Intermediate: Partitioning & File Layout

Good file layout = fast queries:

s3://bucket/orders/
   year=2026/
      month=04/
         country=IN/
            part-0000.snappy.parquet

Queries that filter on year=2026 AND country='IN' only scan that prefix — partition pruning. Combine with bucketing (hash splitting) on join keys to remove shuffles.

Intermediate: Data Lake vs Data Warehouse

Data LakeData Warehouse
Formatfiles on object storage (Parquet on S3)proprietary columnar (Snowflake, BigQuery)
Schemaschema-on-readschema-on-write
Costcheap storage, BYO computebundled storage + compute
Best atraw data, ML, semi-structuredBI dashboards, fast SQL

Modern stack often = Lakehouse (Delta Lake / Iceberg / Hudi): data-lake economics + warehouse-grade transactions and time-travel.

Intermediate: The Modern Cloud Toolkit

  • AWS S3 + Athena / EMR / Redshift — storage + serverless SQL + Spark + warehouse.
  • GCP BigQuery — serverless SQL warehouse, pay per scanned byte.
  • Snowflake — cross-cloud warehouse, separates storage and compute.
  • Databricks — managed Spark + Delta Lake on any cloud, notebook-first.
  • dbt — SQL transformation framework on top of any of the above.
For most analyst stacks today, a warehouse + dbt combo is enough — Spark only when warehouse SQL can't express it or compute is too expensive.

Advanced: Performance Tuning Spark

  • Broadcast joins — if one side is small (<10MB after filters), F.broadcast(small_df) skips the shuffle.
  • Cache strategicallydf.cache() only when you reuse the same intermediate ≥2 times.
  • Adaptive Query Execution (AQE) — enabled by default in Spark 3+, auto-coalesces partitions and handles skew.
  • Salting skewed keys — append a random suffix to the hot key, join, then aggregate — spreads load across executors.
  • Read the Spark UI — stage timing, shuffle read/write, skew. The single best tuning tool.

Advanced: BigQuery / Snowflake Patterns

  • Cluster by the columns you filter on most (analogous to Spark partitioning).
  • Materialised views for hot aggregates; auto-incremented behind the scenes.
  • Slot-based pricing (BigQuery) vs warehouse sizes (Snowflake) — cost = compute × time, so smaller queries beat big ones.
  • Avoid SELECT * — columnar engines bill by bytes scanned.

Advanced: Streaming & Near-Real-Time

  • Spark Structured Streaming — same DataFrame API, source = Kafka, sink = Delta.
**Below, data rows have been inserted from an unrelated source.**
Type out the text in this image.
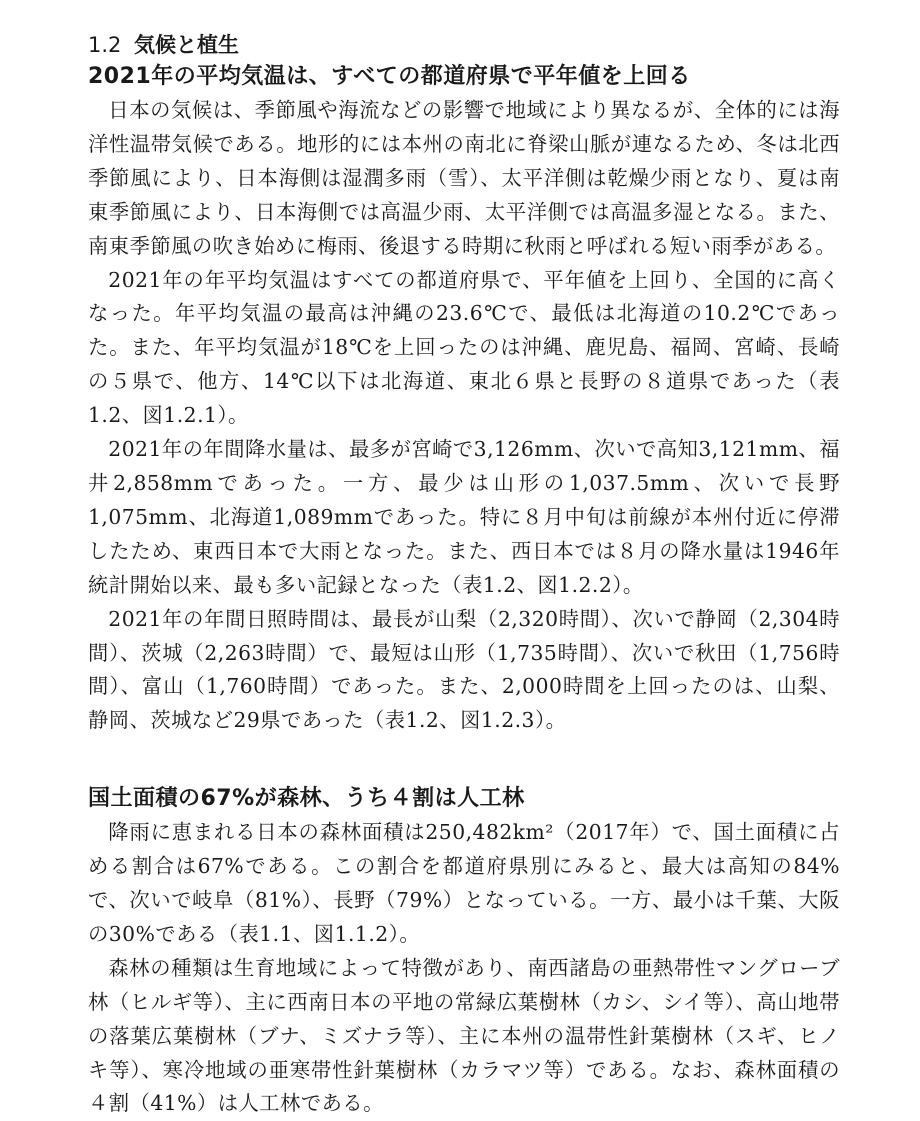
1.2 気候と植生
2021年の平均気温は、すべての都道府県で平年値を上回る

日本の気候は、季節風や海流などの影響で地域により異なるが、全体的には海洋性温帯気候である。地形的には本州の南北に脊梁山脈が連なるため、冬は北西季節風により、日本海側は湿潤多雨（雪）、太平洋側は乾燥少雨となり、夏は南東季節風により、日本海側では高温少雨、太平洋側では高温多湿となる。また、南東季節風の吹き始めに梅雨、後退する時期に秋雨と呼ばれる短い雨季がある。

2021年の年平均気温はすべての都道府県で、平年値を上回り、全国的に高くなった。年平均気温の最高は沖縄の23.6℃で、最低は北海道の10.2℃であった。また、年平均気温が18℃を上回ったのは沖縄、鹿児島、福岡、宮崎、長崎の５県で、他方、14℃以下は北海道、東北６県と長野の８道県であった（表1.2、図1.2.1）。

2021年の年間降水量は、最多が宮崎で3,126mm、次いで高知3,121mm、福井2,858mmであった。一方、最少は山形の1,037.5mm、次いで長野1,075mm、北海道1,089mmであった。特に８月中旬は前線が本州付近に停滞したため、東西日本で大雨となった。また、西日本では８月の降水量は1946年統計開始以来、最も多い記録となった（表1.2、図1.2.2）。

2021年の年間日照時間は、最長が山梨（2,320時間）、次いで静岡（2,304時間）、茨城（2,263時間）で、最短は山形（1,735時間）、次いで秋田（1,756時間）、富山（1,760時間）であった。また、2,000時間を上回ったのは、山梨、静岡、茨城など29県であった（表1.2、図1.2.3）。

国土面積の67%が森林、うち４割は人工林

降雨に恵まれる日本の森林面積は250,482km²（2017年）で、国土面積に占める割合は67%である。この割合を都道府県別にみると、最大は高知の84%で、次いで岐阜（81%）、長野（79%）となっている。一方、最小は千葉、大阪の30%である（表1.1、図1.1.2）。

森林の種類は生育地域によって特徴があり、南西諸島の亜熱帯性マングローブ林（ヒルギ等）、主に西南日本の平地の常緑広葉樹林（カシ、シイ等）、高山地帯の落葉広葉樹林（ブナ、ミズナラ等）、主に本州の温帯性針葉樹林（スギ、ヒノキ等）、寒冷地域の亜寒帯性針葉樹林（カラマツ等）である。なお、森林面積の４割（41%）は人工林である。
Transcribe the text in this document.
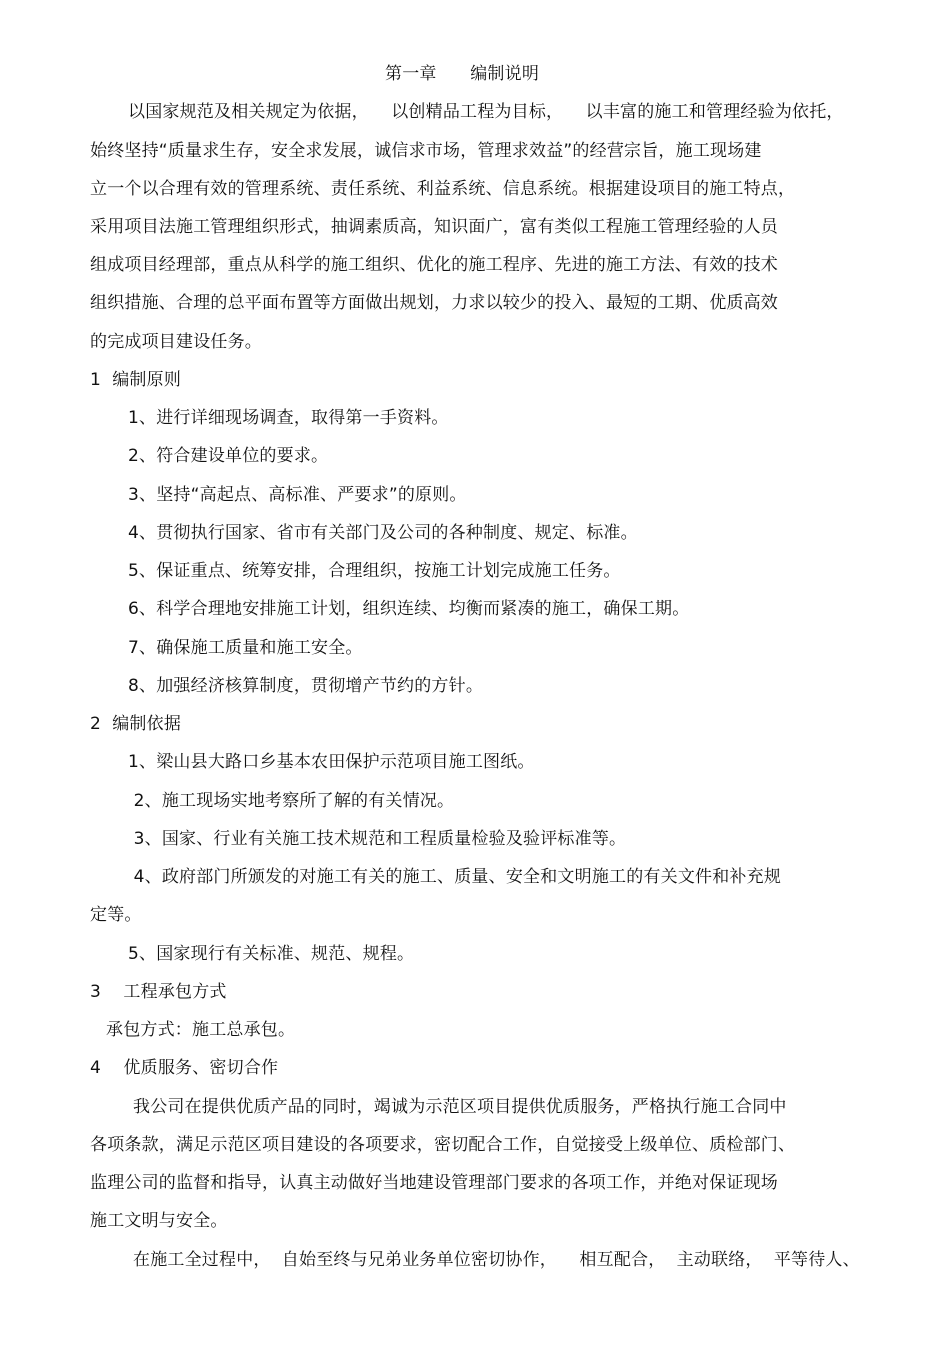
第一章      编制说明
以国家规范及相关规定为依据，    以创精品工程为目标，    以丰富的施工和管理经验为依托，
始终坚持“质量求生存，安全求发展，诚信求市场，管理求效益”的经营宗旨，施工现场建
立一个以合理有效的管理系统、责任系统、利益系统、信息系统。根据建设项目的施工特点，
采用项目法施工管理组织形式，抽调素质高，知识面广，富有类似工程施工管理经验的人员
组成项目经理部，重点从科学的施工组织、优化的施工程序、先进的施工方法、有效的技术
组织措施、合理的总平面布置等方面做出规划，力求以较少的投入、最短的工期、优质高效
的完成项目建设任务。
1  编制原则
1、进行详细现场调查，取得第一手资料。
2、符合建设单位的要求。
3、坚持“高起点、高标准、严要求”的原则。
4、贯彻执行国家、省市有关部门及公司的各种制度、规定、标准。
5、保证重点、统筹安排，合理组织，按施工计划完成施工任务。
6、科学合理地安排施工计划，组织连续、均衡而紧凑的施工，确保工期。
7、确保施工质量和施工安全。
8、加强经济核算制度，贯彻增产节约的方针。
2  编制依据
1、梁山县大路口乡基本农田保护示范项目施工图纸。
2、施工现场实地考察所了解的有关情况。
3、国家、行业有关施工技术规范和工程质量检验及验评标准等。
4、政府部门所颁发的对施工有关的施工、质量、安全和文明施工的有关文件和补充规
定等。
5、国家现行有关标准、规范、规程。
3    工程承包方式
承包方式：施工总承包。
4    优质服务、密切合作
我公司在提供优质产品的同时，竭诚为示范区项目提供优质服务，严格执行施工合同中
各项条款，满足示范区项目建设的各项要求，密切配合工作，自觉接受上级单位、质检部门、
监理公司的监督和指导，认真主动做好当地建设管理部门要求的各项工作，并绝对保证现场
施工文明与安全。
在施工全过程中，  自始至终与兄弟业务单位密切协作，    相互配合，  主动联络，  平等待人、
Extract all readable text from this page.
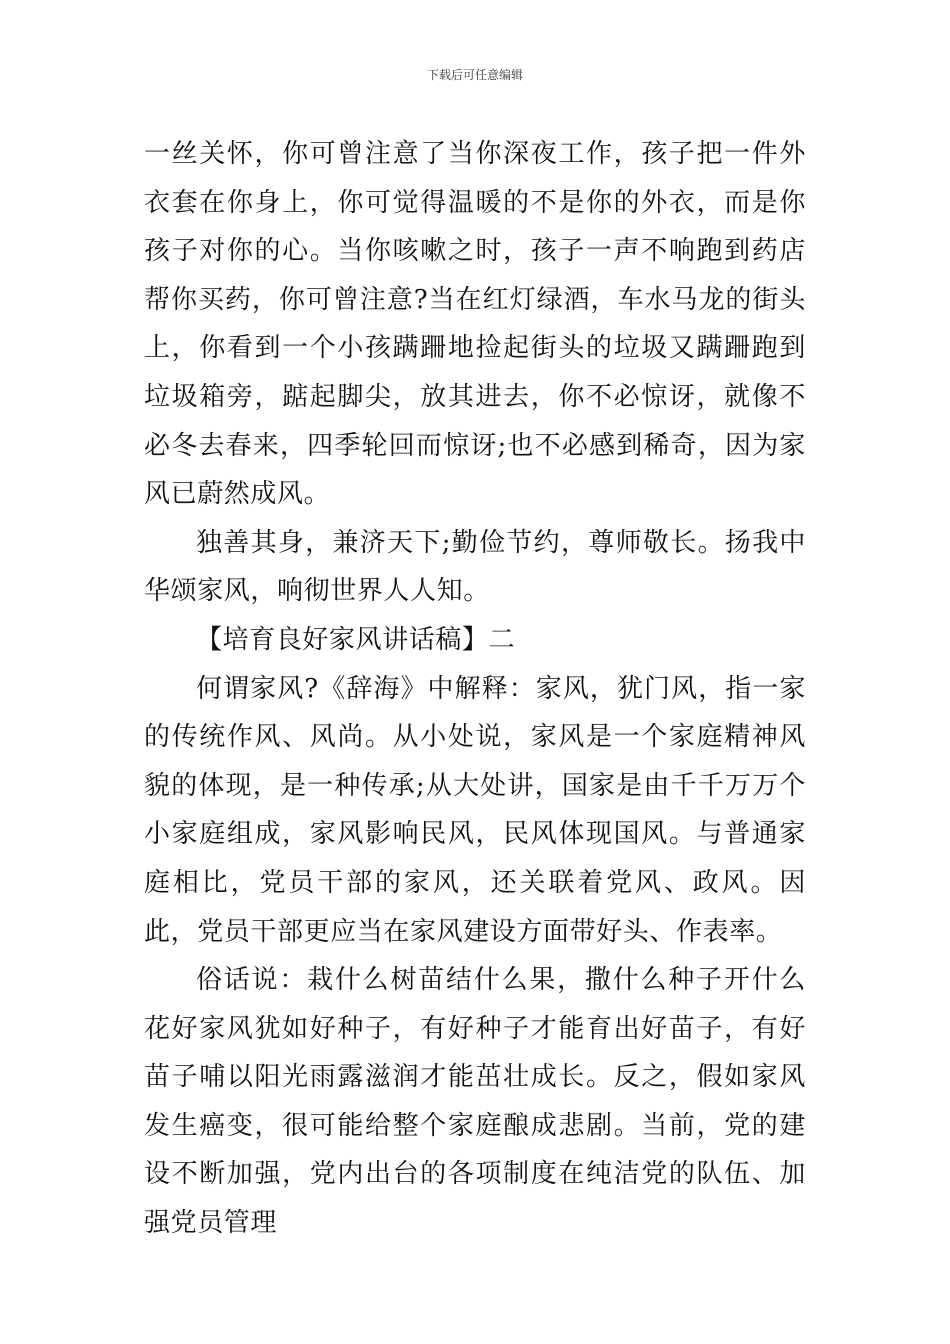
下载后可任意编辑

一丝关怀，你可曾注意了当你深夜工作，孩子把一件外衣套在你身上，你可觉得温暖的不是你的外衣，而是你孩子对你的心。当你咳嗽之时，孩子一声不响跑到药店帮你买药，你可曾注意?当在红灯绿酒，车水马龙的街头上，你看到一个小孩蹒跚地捡起街头的垃圾又蹒跚跑到垃圾箱旁，踮起脚尖，放其进去，你不必惊讶，就像不必冬去春来，四季轮回而惊讶;也不必感到稀奇，因为家风已蔚然成风。

独善其身，兼济天下;勤俭节约，尊师敬长。扬我中华颂家风，响彻世界人人知。

【培育良好家风讲话稿】二

何谓家风?《辞海》中解释：家风，犹门风，指一家的传统作风、风尚。从小处说，家风是一个家庭精神风貌的体现，是一种传承;从大处讲，国家是由千千万万个小家庭组成，家风影响民风，民风体现国风。与普通家庭相比，党员干部的家风，还关联着党风、政风。因此，党员干部更应当在家风建设方面带好头、作表率。

俗话说：栽什么树苗结什么果，撒什么种子开什么花好家风犹如好种子，有好种子才能育出好苗子，有好苗子哺以阳光雨露滋润才能茁壮成长。反之，假如家风发生癌变，很可能给整个家庭酿成悲剧。当前，党的建设不断加强，党内出台的各项制度在纯洁党的队伍、加强党员管理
Exactly-once with checkpoints.
  • Flink — lower-latency streaming, more complex.
  • Kafka is the durable event log; Spark/Flink the processor; warehouse the destination.
For analysts: most "real-time dashboards" are fine with 5-minute micro-batches — cheaper and simpler than true streaming.

Advanced: Cost & Governance

  • Tag every job with team / pipeline; cloud bills are merciless.
  • Auto-suspend warehouses; default-off is a habit, not a setting.
  • Use column-level access controls + row-level filters for PII.
  • Track lineage with dbt / OpenLineage so a broken upstream table is traceable.

Practice Path

1. Take a Pandas pipeline you have. Rewrite it in DuckDB SQL, then in Polars. Time all three on a 1GB CSV. 2. Spin up a free Databricks/BigQuery sandbox; load a Parquet dataset partitioned by date and run a partition-pruned query. 3. In PySpark, write a groupBy + count to S3 in Parquet; inspect the Spark UI and identify the shuffle stage. 4. Build a dbt model on top of a warehouse table that produces a daily revenue mart with tests for not-null and unique on the date column.